Building your portfolio has some advantages – namely, you get to select your investments yourself. However, it’s also time-consuming and requires a lot of research to ensure you’re making the best decisions.

Some brokerages may be able to help you build your portfolio from scratch with their in-house algorithms, of course. And many robo-advisors include premade and fully managed SRI or ESG funds from the get-go, saving you a lot of time.

However, while robo-advisors in particular are one of the cheapest and quickest ways to get ethically invested, most of them don’t allow you to select specific stocks or funds.

Where Will You Invest?

Once you’ve decided how you’ll invest, the last step is to find your investments and fund your account. If you’re getting started with a robo-advisor or broker, research which brokerages have ESG, SRI, or other ethical funds that best fit your needs.

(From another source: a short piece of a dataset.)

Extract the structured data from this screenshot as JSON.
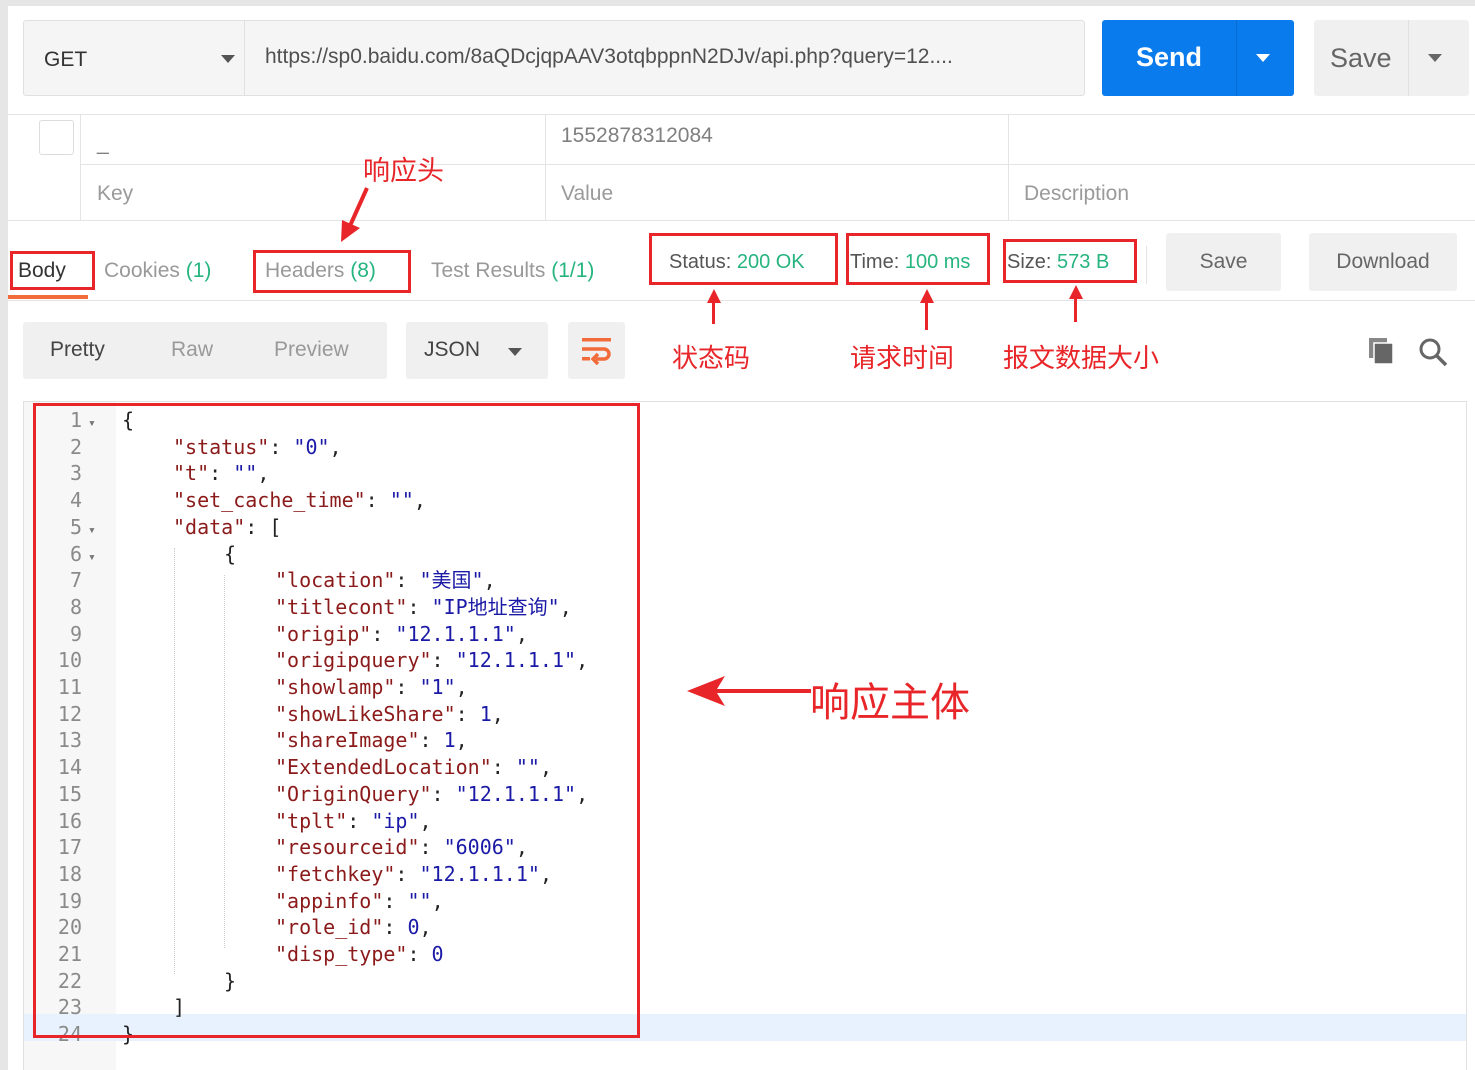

If you’re building a portfolio on your own, look to ETFs and mutual funds that focus on the issues close to your heart. (Be sure to check that each fund actually fits within your selected parameters, rather than just throwing an SRI label on a basket of oil stocks!)

Additionally, take a look at each fund’s prospectus to examine its expense ratio and holdings.

And while loading up on individual stocks is typically not advised, adding a few shares here and there from companies with impressive sustainability reports may help you round out your portfolio and put your money into companies you believe are making an outsize difference.